A personalized “cancer vaccine” may help keep a deadly form of skin cancer from growing for years, a small new study in humans suggests.
Unlike vaccines that prevent infections, such as measles and influenza, cancer vaccines are a form of immunotherapy that take down cancer cells that already exist. The vaccines train immune cells, called T cells, to better recognize cancer and target it for destruction, while sparing healthy cells in the body.
For example, the new experimental vaccine works by training T cells to spot specific proteins on melanoma cells, a type of skin cancer. In the study, scientists found that the T cells continue to “remember” these proteins for at least four years after the vaccination — and they even learn to recognize more melanoma-related proteins over time.

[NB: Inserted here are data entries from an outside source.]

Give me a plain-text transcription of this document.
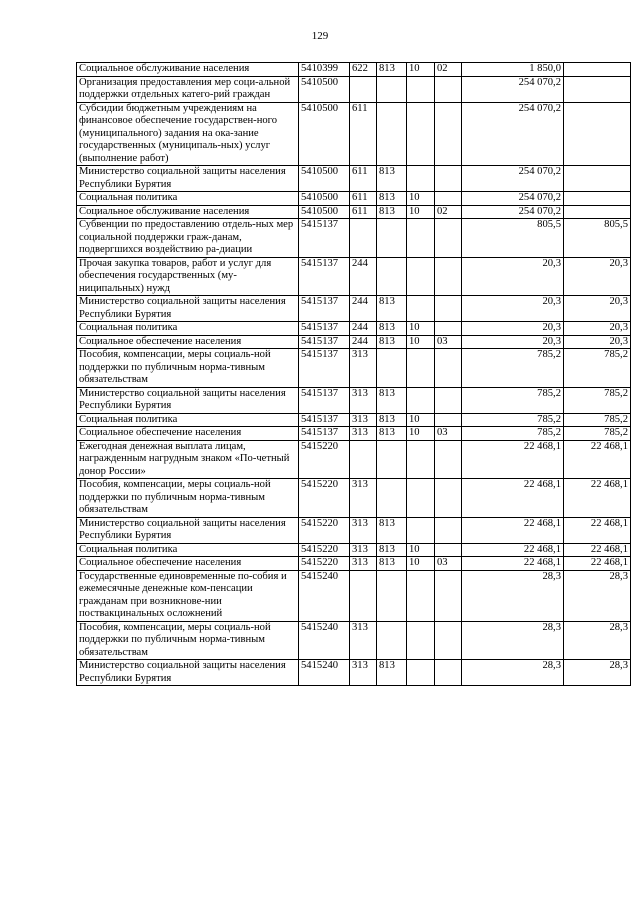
129
Социальное обслуживание населения	5410399	622	813	10	02	1 850,0	
Организация предоставления мер соци-альной поддержки отдельных катего-рий граждан	5410500					254 070,2	
Субсидии бюджетным учреждениям на финансовое обеспечение государствен-ного (муниципального) задания на ока-зание государственных (муниципаль-ных) услуг (выполнение работ)	5410500	611				254 070,2	
Министерство социальной защиты населения Республики Бурятия	5410500	611	813			254 070,2	
Социальная политика	5410500	611	813	10		254 070,2	
Социальное обслуживание населения	5410500	611	813	10	02	254 070,2	
Субвенции по предоставлению отдель-ных мер социальной поддержки граж-данам, подвергшихся воздействию ра-диации	5415137					805,5	805,5
Прочая закупка товаров, работ и услуг для обеспечения государственных (му-ниципальных) нужд	5415137	244				20,3	20,3
Министерство социальной защиты населения Республики Бурятия	5415137	244	813			20,3	20,3
Социальная политика	5415137	244	813	10		20,3	20,3
Социальное обеспечение населения	5415137	244	813	10	03	20,3	20,3
Пособия, компенсации, меры социаль-ной поддержки по публичным норма-тивным обязательствам	5415137	313				785,2	785,2
Министерство социальной защиты населения Республики Бурятия	5415137	313	813			785,2	785,2
Социальная политика	5415137	313	813	10		785,2	785,2
Социальное обеспечение населения	5415137	313	813	10	03	785,2	785,2
Ежегодная денежная выплата лицам, награжденным нагрудным знаком «По-четный донор России»	5415220					22 468,1	22 468,1
Пособия, компенсации, меры социаль-ной поддержки по публичным норма-тивным обязательствам	5415220	313				22 468,1	22 468,1
Министерство социальной защиты населения Республики Бурятия	5415220	313	813			22 468,1	22 468,1
Социальная политика	5415220	313	813	10		22 468,1	22 468,1
Социальное обеспечение населения	5415220	313	813	10	03	22 468,1	22 468,1
Государственные единовременные по-собия и ежемесячные денежные ком-пенсации гражданам при возникнове-нии поствакцинальных осложнений	5415240					28,3	28,3
Пособия, компенсации, меры социаль-ной поддержки по публичным норма-тивным обязательствам	5415240	313				28,3	28,3
Министерство социальной защиты населения Республики Бурятия	5415240	313	813			28,3	28,3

“The only way that could have happened is if there was actually killing of the tumor cells. And presumably it was the T cells induced by the vaccine that did that killing,” said study author Dr. Catherine Wu, a physician-scientist with the Dana-Farber Cancer Institute and Harvard Medical School in Boston and the Broad Institute in Cambridge, Massachusetts. That’s because, once killed, tumor cells fall apart and spill their contents; T cells then swoop in to examine these remains and log that information away for future attacks, Wu said.
While the results are promising, the new study only included eight patients, and more trials need to be conducted to pin down exactly how effective the vaccine is, she added. But as of now, the limited data hint that the vaccine triggers a persistent immune response and can help keep cancer under control, especially when combined with other immunotherapies, the authors noted.
Personalized vaccines
The new study, published Jan. 21 in the journal Nature Medicine, included patients with advanced melanoma who had recently undergone surgery for the cancer. The researchers took samples of the patients’ removed tumors and used them to craft personalized vaccines for each of the eight participants.

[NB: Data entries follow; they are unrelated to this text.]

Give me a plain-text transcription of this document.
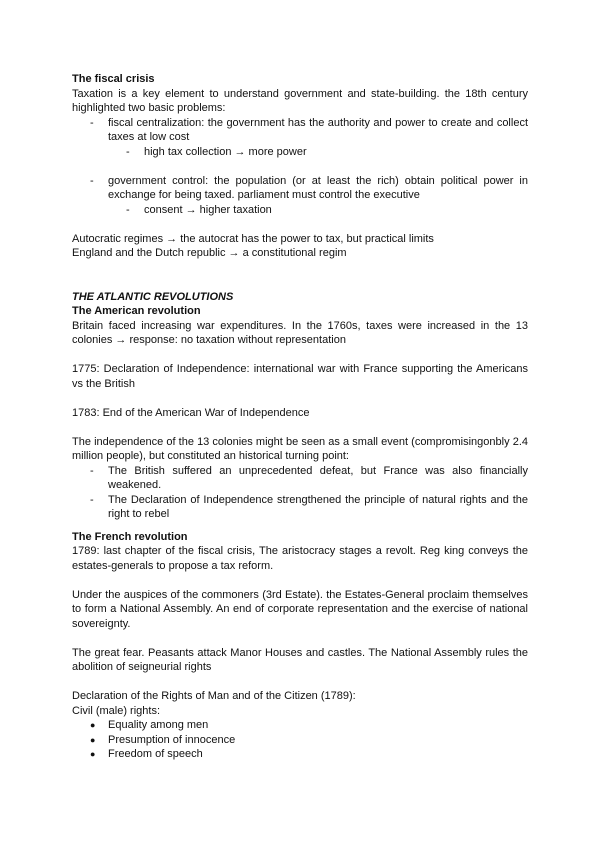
The fiscal crisis
Taxation is a key element to understand government and state-building. the 18th century highlighted two basic problems:
-	fiscal centralization: the government has the authority and power to create and collect taxes at low cost
-	high tax collection → more power
-	government control: the population (or at least the rich) obtain political power in exchange for being taxed. parliament must control the executive
-	consent → higher taxation
Autocratic regimes → the autocrat has the power to tax, but practical limits
England and the Dutch republic → a constitutional regim
THE ATLANTIC REVOLUTIONS
The American revolution
Britain faced increasing war expenditures. In the 1760s, taxes were increased in the 13 colonies → response: no taxation without representation
1775: Declaration of Independence: international war with France supporting the Americans vs the British
1783: End of the American War of Independence
The independence of the 13 colonies might be seen as a small event (compromisingonbly 2.4 million people), but constituted an historical turning point:
-	The British suffered an unprecedented defeat, but France was also financially weakened.
-	The Declaration of Independence strengthened the principle of natural rights and the right to rebel
The French revolution
1789: last chapter of the fiscal crisis, The aristocracy stages a revolt. Reg king conveys the estates-generals to propose a tax reform.
Under the auspices of the commoners (3rd Estate). the Estates-General proclaim themselves to form a National Assembly. An end of corporate representation and the exercise of national sovereignty.
The great fear. Peasants attack Manor Houses and castles. The National Assembly rules the abolition of seigneurial rights
Declaration of the Rights of Man and of the Citizen (1789):
Civil (male) rights:
●	Equality among men
●	Presumption of innocence
●	Freedom of speech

“It’s not just taking something off the shelf, but actually taking information directly from the patient’s own tumor in order to direct the composition of the vaccine,” Wu said. By examining RNA, a genetic blueprint for proteins inside the cells, the team predicted which unique proteins would be built in different cancer cells; these proteins, called neoantigens, act like a red flag to the immune system.
The final vaccines contained segments of these neoantigens, so the patients’ immune cells could learn what they looked like and track the cancer down.

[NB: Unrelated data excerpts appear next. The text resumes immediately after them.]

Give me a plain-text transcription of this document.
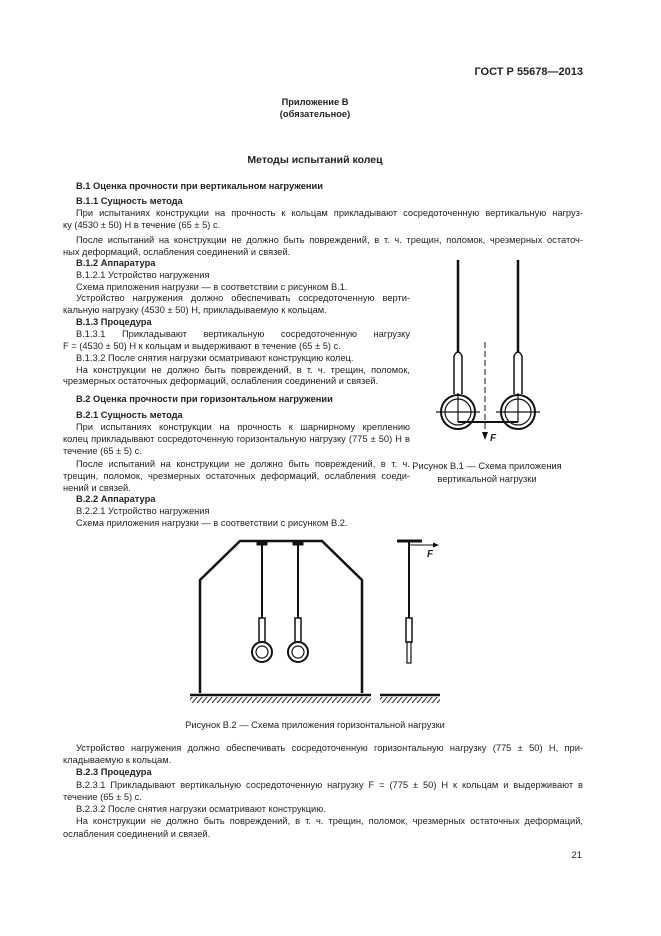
ГОСТ Р 55678—2013
Приложение В
(обязательное)
Методы испытаний колец
В.1 Оценка прочности при вертикальном нагружении
В.1.1 Сущность метода
При испытаниях конструкции на прочность к кольцам прикладывают сосредоточенную вертикальную нагруз-
ку (4530 ± 50) Н в течение (65 ± 5) с.
После испытаний на конструкции не должно быть повреждений, в т. ч. трещин, поломок, чрезмерных остаточ-
ных деформаций, ослабления соединений и связей.
В.1.2 Аппаратура
В.1.2.1 Устройство нагружения
Схема приложения нагрузки — в соответствии с рисунком В.1.
Устройство нагружения должно обеспечивать сосредоточенную верти-
кальную нагрузку (4530 ± 50) Н, прикладываемую к кольцам.
В.1.3 Процедура
В.1.3.1 Прикладывают вертикальную сосредоточенную нагрузку
F = (4530 ± 50) Н к кольцам и выдерживают в течение (65 ± 5) с.
В.1.3.2 После снятия нагрузки осматривают конструкцию колец.
На конструкции не должно быть повреждений, в т. ч. трещин, поломок,
чрезмерных остаточных деформаций, ослабления соединений и связей.
В.2 Оценка прочности при горизонтальном нагружении
В.2.1 Сущность метода
При испытаниях конструкции на прочность к шарнирному креплению
колец прикладывают сосредоточенную горизонтальную нагрузку (775 ± 50) Н в
течение (65 ± 5) с.
После испытаний на конструкции не должно быть повреждений, в т. ч.
трещин, поломок, чрезмерных остаточных деформаций, ослабления соеди-
нений и связей.
В.2.2 Аппаратура
В.2.2.1 Устройство нагружения
Схема приложения нагрузки — в соответствии с рисунком В.2.
Устройство нагружения должно обеспечивать сосредоточенную горизонтальную нагрузку (775 ± 50) Н, при-
кладываемую к кольцам.
В.2.3 Процедура
В.2.3.1 Прикладывают вертикальную сосредоточенную нагрузку F = (775 ± 50) Н к кольцам и выдерживают в
течение (65 ± 5) с.
В.2.3.2 После снятия нагрузки осматривают конструкцию.
На конструкции не должно быть повреждений, в т. ч. трещин, поломок, чрезмерных остаточных деформаций,
ослабления соединений и связей.
F
Рисунок В.1 — Схема приложения
вертикальной нагрузки
F
Рисунок В.2 — Схема приложения горизонтальной нагрузки
21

The eight participants each received their personalized vaccine around 4 months after surgery, and the team collected safety data for several years after that. The patients only experienced mild side effects, such as fatigue and flu-like symptoms, the authors noted. The team also collected blood samples at several points during the trial, up to a median of four years after vaccination, to examine patients’ T cell responses.
“What’s really striking is the durability of the responses,” said study author Dr. Patrick Ott, a medical oncologist with the Dana-Farber Cancer Institute, Harvard Medical School and Broad Institute. “You see persistent responses in all treated patients several years out,” he said. In addition to being long-lived, the responses diversified over time, meaning T cells learned to recognize neoantigens that weren’t present in the original vaccines.
By the end of the 4-year follow-up period, all eight patients were alive and six out of eight showed no signs of active disease. That said, some had experienced cancer recurrence earlier in the study period and received additional treatments.
“From the beginning, we conceived vaccines as a very important adjunct therapy that can be used in combination with other potent agents,” Wu said. In other words, no one expected the vaccines, alone to completely eliminate the patients’ cancer. And because several patients received treatment during the trial, the team could see whether the vaccine amplified or undermined these therapies.
Two of the patients who received additional treatment stood out, in this respect. In both their cases, the cancer had spread to their lungs and they received drugs called “checkpoint blockades,” which essentially rip the brakes off of T cells and help amplify their activity. With both the vaccine and checkpoint blockade drugs in their systems, both patients’ detectable cancer was quickly eliminated.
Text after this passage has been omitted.